Ocular involvement with punctuate/stromal keratitis has been reported due to several risk factors.5 Save where uveal involvement has been described in animals,6 to the best of our knowledge, this is the first case in an HIV patient. Only one case has been reported in an immunocompetent patient concerning uveal involvement.7

During the diagnostic process of uveitis, the aqueous humor analysis is mandatory to diagnose of infectious uveitis. A pars plana vitrectomy (PPV) is mainly valuable for diagnosing lymphoma and non-infectious uveitis of unknown cause.8 Microsporidiosis detection is challenging and usually remains underdiagnosed. Laboratories should be alerted to the suspected diagnosis, and specific stains (periodic acid-Schiff, silver, Giemsa, acid-fast stains, modified Gram chromotrope and modified trichrome stains)9 should be performed to identify spore-forming shapes, since routine parasites or fungal examination does not detect microsporidia. Immunofluorescence assays or molecular methods are also useful but they are still not commercialized.

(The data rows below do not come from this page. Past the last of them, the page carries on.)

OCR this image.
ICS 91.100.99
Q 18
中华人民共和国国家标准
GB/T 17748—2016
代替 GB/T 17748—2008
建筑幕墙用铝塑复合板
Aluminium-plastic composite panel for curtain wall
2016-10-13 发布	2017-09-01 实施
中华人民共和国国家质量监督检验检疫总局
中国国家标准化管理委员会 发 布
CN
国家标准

PCR assays for detection and identification of microsporidia species have been developed,10 although they are only performed in specialized laboratories.9

Albendazole is effective against microsporidia. The treatment usually lasts for approximately four weeks. In case of confirmed ocular microsporidiosis, urine and respiratory samples should be examinated.6

Funding

This research did not receive any specific grant from fundingagencies in the public, commercial, or not-for-profit sectors.

Conflict of interest

The authors declare that there is no conflict of interest.

Acknowledgments

We gratefully acknowledge Boris Revollo from the Infectious Diseases Department of the Germans Trias i Pujol Hspital and Fernando Izquierdo and Ángela Magnet from the Parasitology Department of the San Pablo CEU University (Madrid) for the technical support and the performance of the molecular techniques.